The Santa Fe Drive improvement project’s first phase of work — the “western section” as it’s nicknamed — will be from Interstate 5 to Blue Sky Drive. Plans call for:

  • A Class 4, separate and protected bike lane, plus improvements to the Nardo Road/Mackinnon Avenue and the Bonita Drive/ Windsor Drive intersections to make them safer for cyclists and pedestrians to navigate.
  • A new pedestrian signal, allowing people to cross mid-block at San Dieguito Academy.
  • Back-in parking spaces on both sides of the street in front of San Dieguito Academy.

Phase two, the “eastern section” from Blue Sky Drive to El Camino Real, is proposed to include:

  • A Class 2, on-roadway, buffered bike lane;
  • New sidewalk connections along the north side of Santa Fe Drive between Aloha and Balour drives, and from Monterey Vista Way to Crest Drive.
  • New sidewalk connections along the south side of Santa Fe Drive between Lake Drive and South El Camino Real.

During the public hearing Thursday, Feb. 3, planning commissioners heard from three speakers who all backed the project, but two said a proposed roundabout at Crest Drive should not have been eliminated from the draft plans last year as a cost-saving measure. Area resident Lou Lightfoot said Santa Fe Drive’s intersection with Crest Drive is notoriously dangerous for pedestrians, particularly people pushing strollers, and adding a roundabout would greatly improve the situation.

“It doesn’t feel safe trying to get from one side to the other,” he said, while another area neighbor said pets have been hit at the intersection and people have almost been struck.

Planning commissioners said they, too, wished the roundabout was still included in the plans, but fiscal frugality seemed the best course of action given the recent economic conditions resulting from the global coronavirus pandemic.

“Given the budget, I’m happy to get what we can out of it,” Commissioner Steve Dalton said.
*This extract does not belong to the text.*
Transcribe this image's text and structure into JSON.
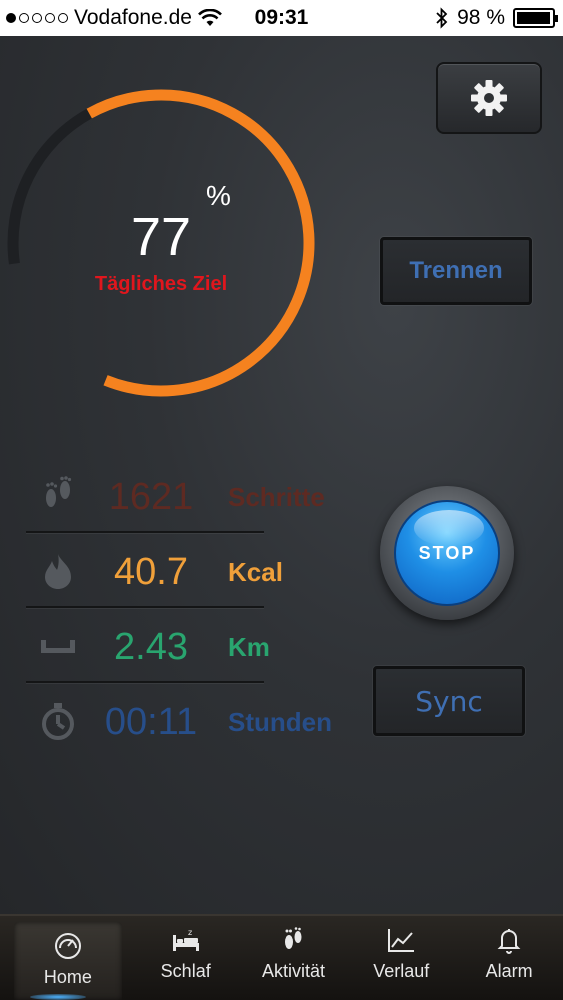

Commissioner Chris Ryan, who lives in Leucadia, said her community has been waiting for some two decades for a roundabout at one intersection on Leucadia Boulevard. She told the Santa Fe Drive residents that at least their road would be gaining sidewalks along its entire length, unlike Leucadia Boulevard.

“It’ll look good — it won’t look like Leucadia Boulevard with dirt and everything,” she said.

Ryan added that she would encourage the roundabout proponents to attend city Capital Projects Budget meetings to lobby for the roundabout and make sure it’s a city budget priority in the coming years.